3 Haziran 2024 itibariyle Kamu Güvenliği Gelecek Forumunun 77’si tüzel kişilik, yani çeşitli türden kuruluşlar olmak üzere 136 üyesi bulunuyor. Yönetim kurulu başkanı, Federal Teknik Yardım Ajansının (THW) eski başkanı (2006-2019) ve Alman İtfaiyeciler Birliğinin eski başkan yardımcısı (1999-2006) Albrecht Broemme.

Savaş senaryosu: Solcu barış aktivistleri çatışmaya karşı çıkarsa…

Yeşil Kitap, 2030 baharında NATO ile Rusya arasındaki gerilimin hızla tırmanması senaryosuna dayanıyor.

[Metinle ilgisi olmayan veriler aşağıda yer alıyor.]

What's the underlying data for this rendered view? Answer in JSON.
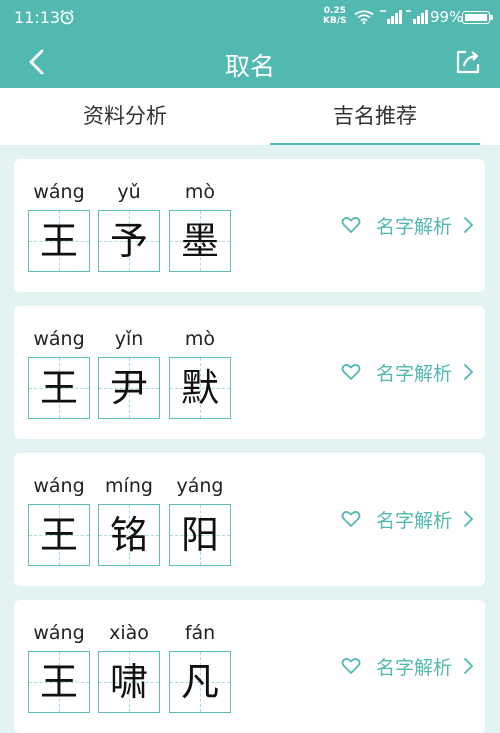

Bu senaryoya göre NATO ülkeleri, Rus birliklerinin Kaliningrad ve St. Petersburg çevresine konuşlandırılmasına büyük birliklerini doğu kanatlarına kaydırarak tepki veriyor.

Örneğin Bundeswehr, Litvanya’ya Hollanda, Hırvatistan ve Norveç’ten gelen birliklerle takviye edilmiş yaklaşık 30.000 asker konuşlandırıyor. ABD, çoğunluğu güney Almanya’da konuşlu 25.000 askerini Polonya’ya gönderiyor. Fransa, Birleşik Krallık ve Kanada ise Estonya ve Letonya’ya 15.000 asker göndermeye hazırlanıyor.

Her iki durumda da Almanya, birliklerin ve malzemenin nakliyesi için bir merkez görevi görüyor.

Yeşil Kitap senaryosunda savaş hazırlıklarının ülke içinde de dirençle karşılaşacağı varsayılıyor: “Soldan ve sağdan barış aktivistleri ve NATO karşıtları, Rusya ile bir savaşı önlemek için gösteriler ve köprü ve sınır geçişlerinin bloke edilmesi çağrısında bulunuyorlar.”

Buna ek olarak, “Deutsche Bahn elektrik dağıtım kutularına yapılan kundaklama saldırıları… yük trafiğinde kesintilere neden olmaktadır,” deniyor ve bunu “bilinmeyen bir sol otonom grubun” üstlendiği belirtiliyor.

Yeşil Kitap yazarları örgütsel hazırlıkların derhal yapılmasını ve mümkünse sivillerden de yararlanılarak kapasite yaratılmasını önerirken, kriz ya da savaş durumunda protesto ve direnişle mücadeleye yönelik tedbirler de ele alınıyor.

“Transit ve ev sahibi ülke”: Sivillere ulusal görev tanımı 

Yeşil Kitap’a göre Federal Cumhuriyetin bu senaryoda yerine getirmesi gereken görev, merkezi Almanya üzerinden NATO’nun doğu cephesi haline gelen doğu kanadına giden “müttefik ve kendi kuvvetlerinin planlı konuşlanmasını ve ikmalini” güvence altına almak.

Almanya, buradan geçen birlikler için “transit ve ev sahibi ülke” olarak görülüyor.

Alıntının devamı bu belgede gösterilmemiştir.